1. Le mensonge doit être lié aux connaissances et aux qualifications que recherchait l’employeur pour le poste à combler.

2. Le contenu des énoncés mensongers est assez important pour que l’on considère qu’il s’agit d’une représentation malhonnête.

3. L’employeur doit s’être fié de manière raisonnable aux énoncés et aux mensonges du candidat. Autrement dit, si un mensonge semblait totalement farfelu à la plupart des gens, mais que l’employeur a choisi de s’y fier et d’ignorer ce qui sautait aux yeux, il sera vraisemblablement incapable de congédier l’employé par la suite en prétextant s’être fait duper.

Et si on choisit de laisser passer un mensonge, pour cette fois?

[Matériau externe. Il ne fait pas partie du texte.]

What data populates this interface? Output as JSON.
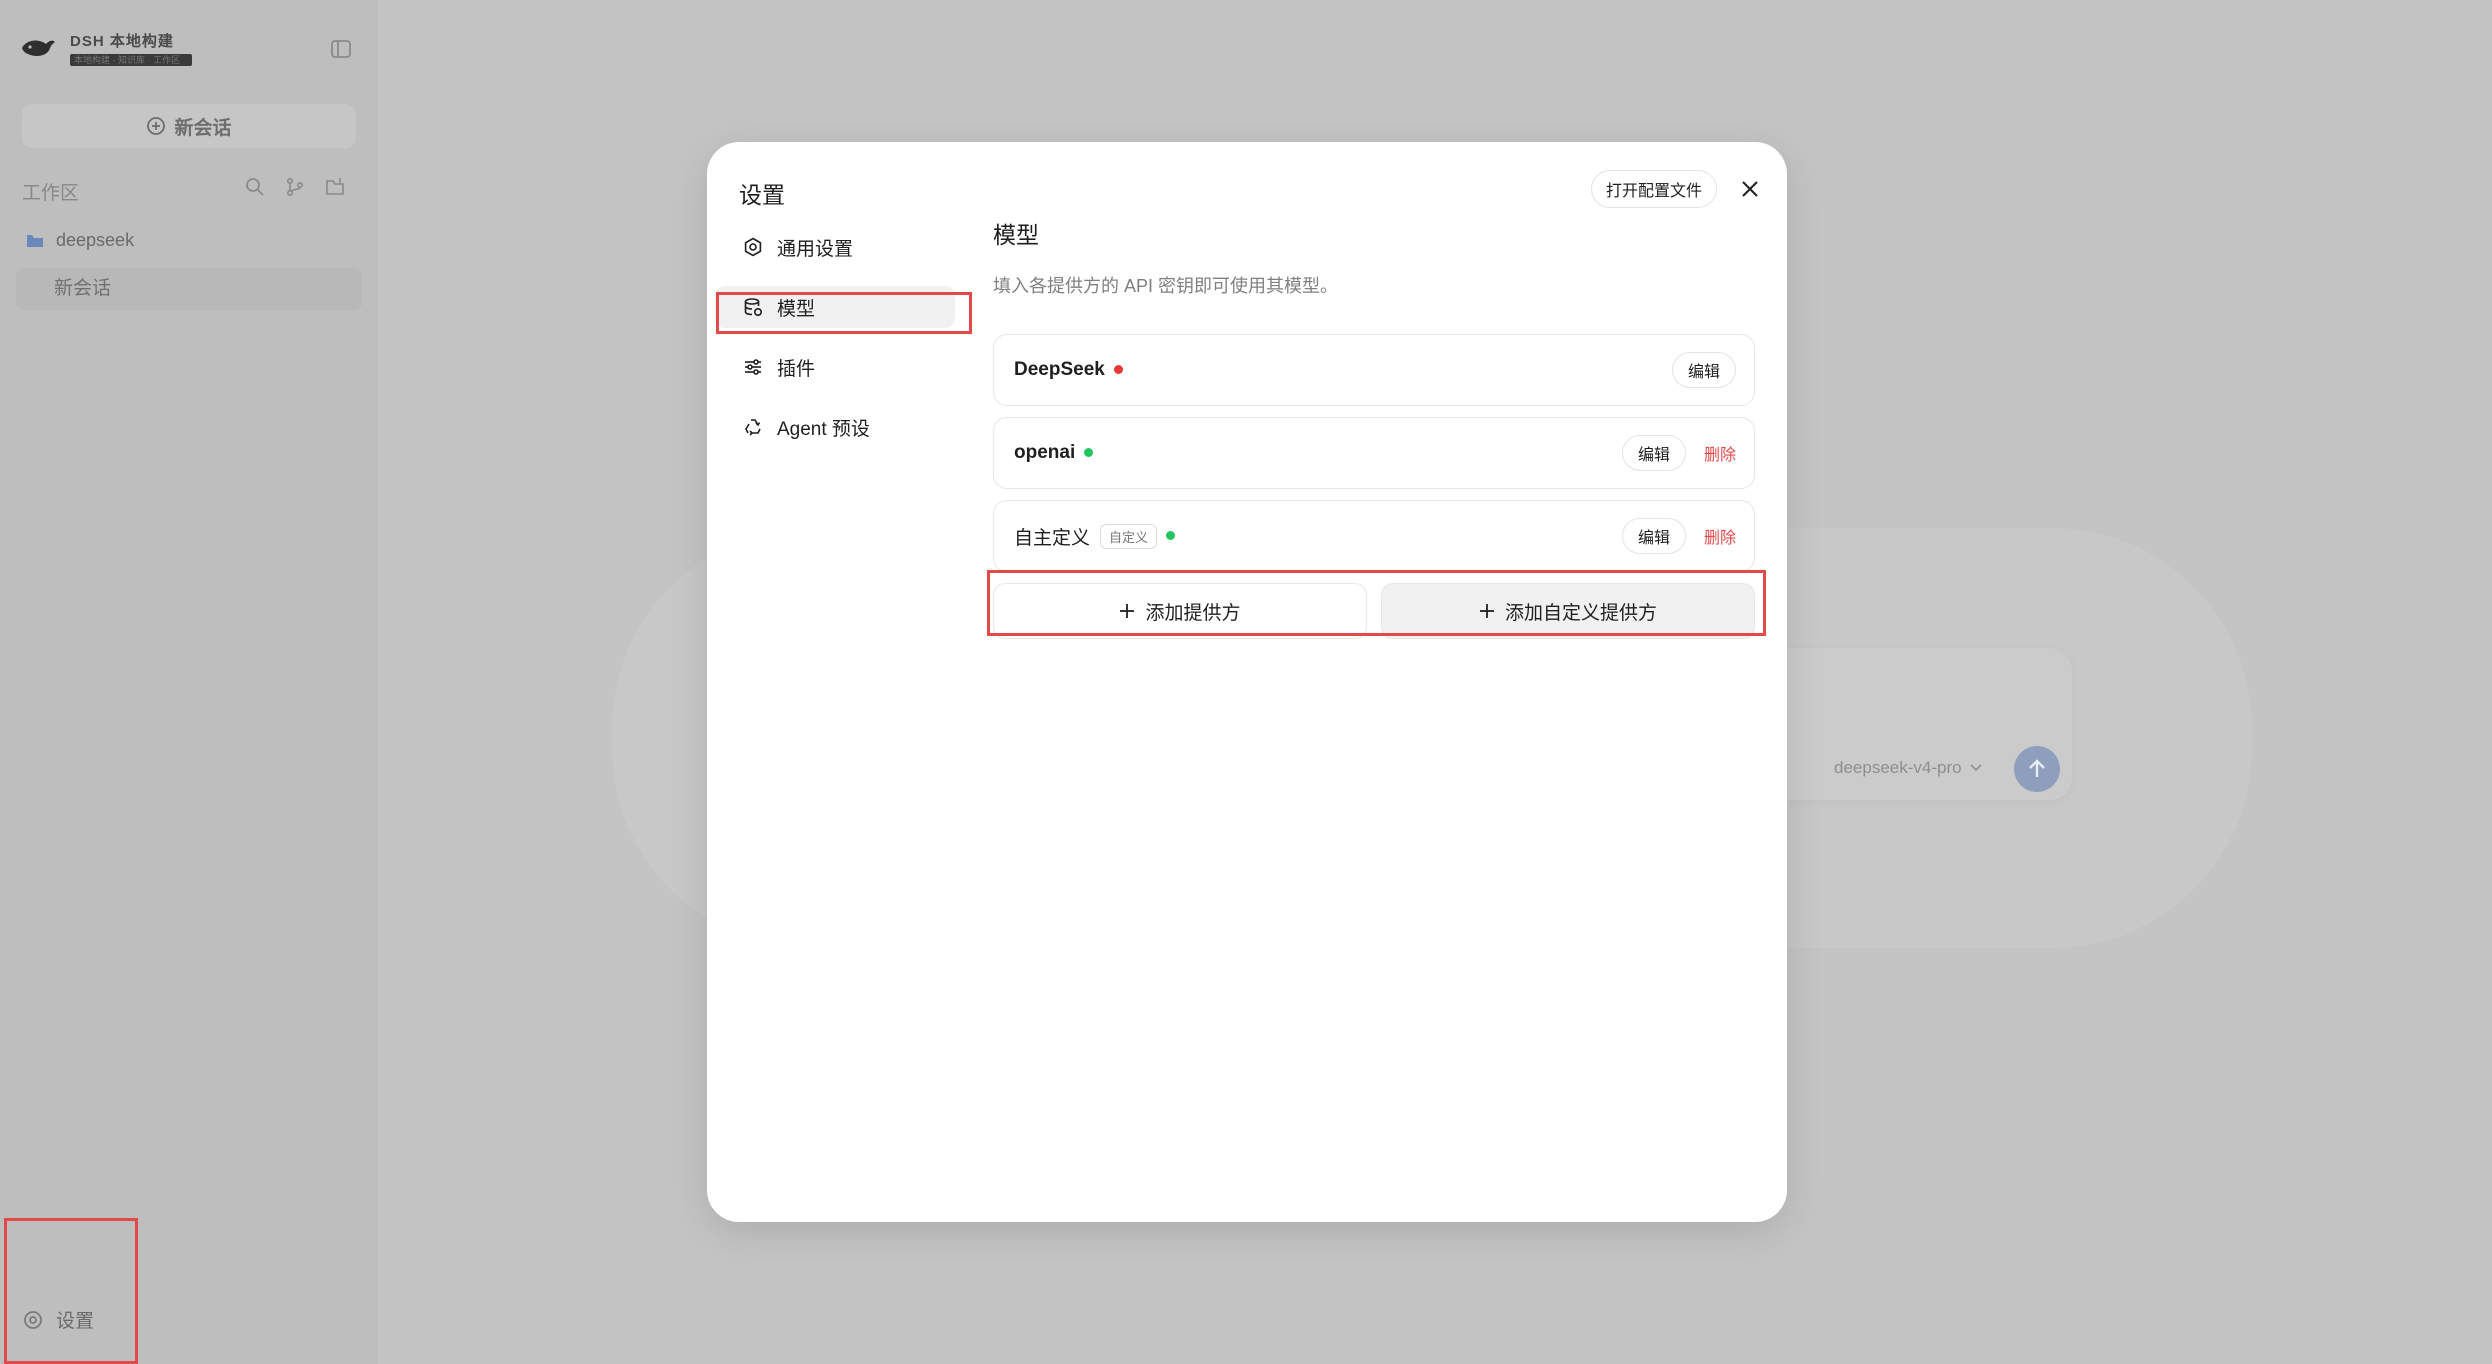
{
  "sidebar": {
    "brand_name": "DSH 本地构建",
    "brand_sub": "本地构建 · 知识库 · 工作区",
    "new_chat_label": "新会话",
    "workspace_label": "工作区",
    "folder_label": "deepseek",
    "session_label": "新会话",
    "settings_label": "设置"
  },
  "composer": {
    "model_label": "deepseek-v4-pro"
  },
  "modal": {
    "title": "设置",
    "open_config_label": "打开配置文件",
    "nav": [
      {
        "label": "通用设置",
        "icon": "gear-icon"
      },
      {
        "label": "模型",
        "icon": "database-icon",
        "active": true
      },
      {
        "label": "插件",
        "icon": "sliders-icon"
      },
      {
        "label": "Agent 预设",
        "icon": "recycle-icon"
      }
    ],
    "section_title": "模型",
    "section_desc": "填入各提供方的 API 密钥即可使用其模型。",
    "providers": [
      {
        "name": "DeepSeek",
        "status_color": "#e53935",
        "edit_label": "编辑"
      },
      {
        "name": "openai",
        "status_color": "#22c55e",
        "edit_label": "编辑",
        "delete_label": "删除"
      },
      {
        "name": "自主定义",
        "tag": "自定义",
        "status_color": "#22c55e",
        "edit_label": "编辑",
        "delete_label": "删除"
      }
    ],
    "add_provider_label": "添加提供方",
    "add_custom_provider_label": "添加自定义提供方"
  },
  "colors": {
    "accent_red": "#e24a4a",
    "status_green": "#22c55e",
    "status_red": "#e53935"
  }
}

Il peut parfois être tentant d’assouplir les règles ou de laisser passer quelques CV sans faire de vérifications poussées. Cela pose-t-il un problème véritable?
Pas nécessairement. Mais seulement si le poste à combler est sans grande importance, si vous connaissez déjà le candidat, ou s’il vous a été chaudement recommandé par une source fiable.

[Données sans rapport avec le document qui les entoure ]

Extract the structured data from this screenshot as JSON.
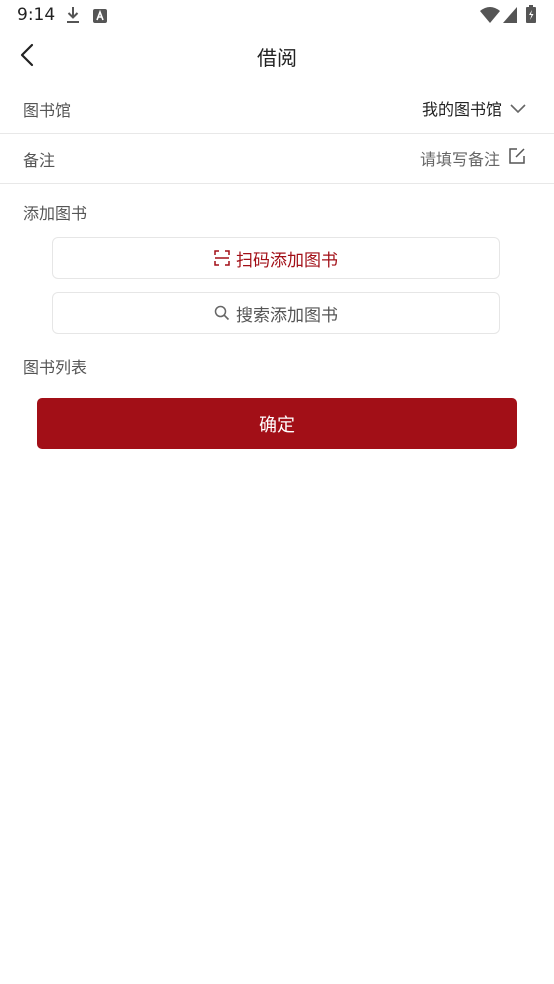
{
  "status_bar": {
    "time": "9:14",
    "icons": [
      "download-icon",
      "a-notification-icon",
      "wifi-icon",
      "signal-icon",
      "battery-icon"
    ]
  },
  "header": {
    "title": "借阅",
    "back_icon": "chevron-left-icon"
  },
  "library_row": {
    "label": "图书馆",
    "value": "我的图书馆",
    "icon": "chevron-down-icon"
  },
  "note_row": {
    "label": "备注",
    "placeholder": "请填写备注",
    "icon": "edit-icon"
  },
  "add_books": {
    "label": "添加图书",
    "scan_button": "扫码添加图书",
    "scan_icon": "scan-icon",
    "search_button": "搜索添加图书",
    "search_icon": "search-icon"
  },
  "book_list": {
    "label": "图书列表"
  },
  "confirm_button": "确定",
  "colors": {
    "accent": "#a20f17",
    "text_muted": "#555555",
    "divider": "#e8e8e8"
  }
}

Autrement, vous risquez d’abaisser la barre du comportement éthique acceptable qui prévaut pour tous vos employés. Vous établissez aussi un précédent pour vos recruteurs : pourquoi devraient-ils se donner la peine de scruter à la loupe les CV des autres candidats, à l’avenir?
 
Et finalement, votre personnel en place pourrait mal réagir s’ils réalisent que vous laissez le nouvel employé s’en tirer en étant malhonnête, ou que vous avez refusé le poste à un autre candidat qui, lui, était parfaitement qualifié.

Inutile de retarder l’embauche?

La vérification des antécédents, des références et des compétences peut normalement se faire en deux à cinq jours ouvrables. Mais il y a parfois des délais auxquels on ne peut rien : des anciens employeurs qui ne retournent pas les appels, des écoles fermées pendant les vacances, ou un commis de la cour qui doit demander un dossier au service des archives.

Les solutions rapides – omettre certaines vérifications ou laisser passer des tricheries sans s’en formaliser – peuvent être bien plus coûteuses. Il est plus difficile de congédier un employé qui a falsifié son CV que de prendre le temps d’évaluer sa candidature en profondeur.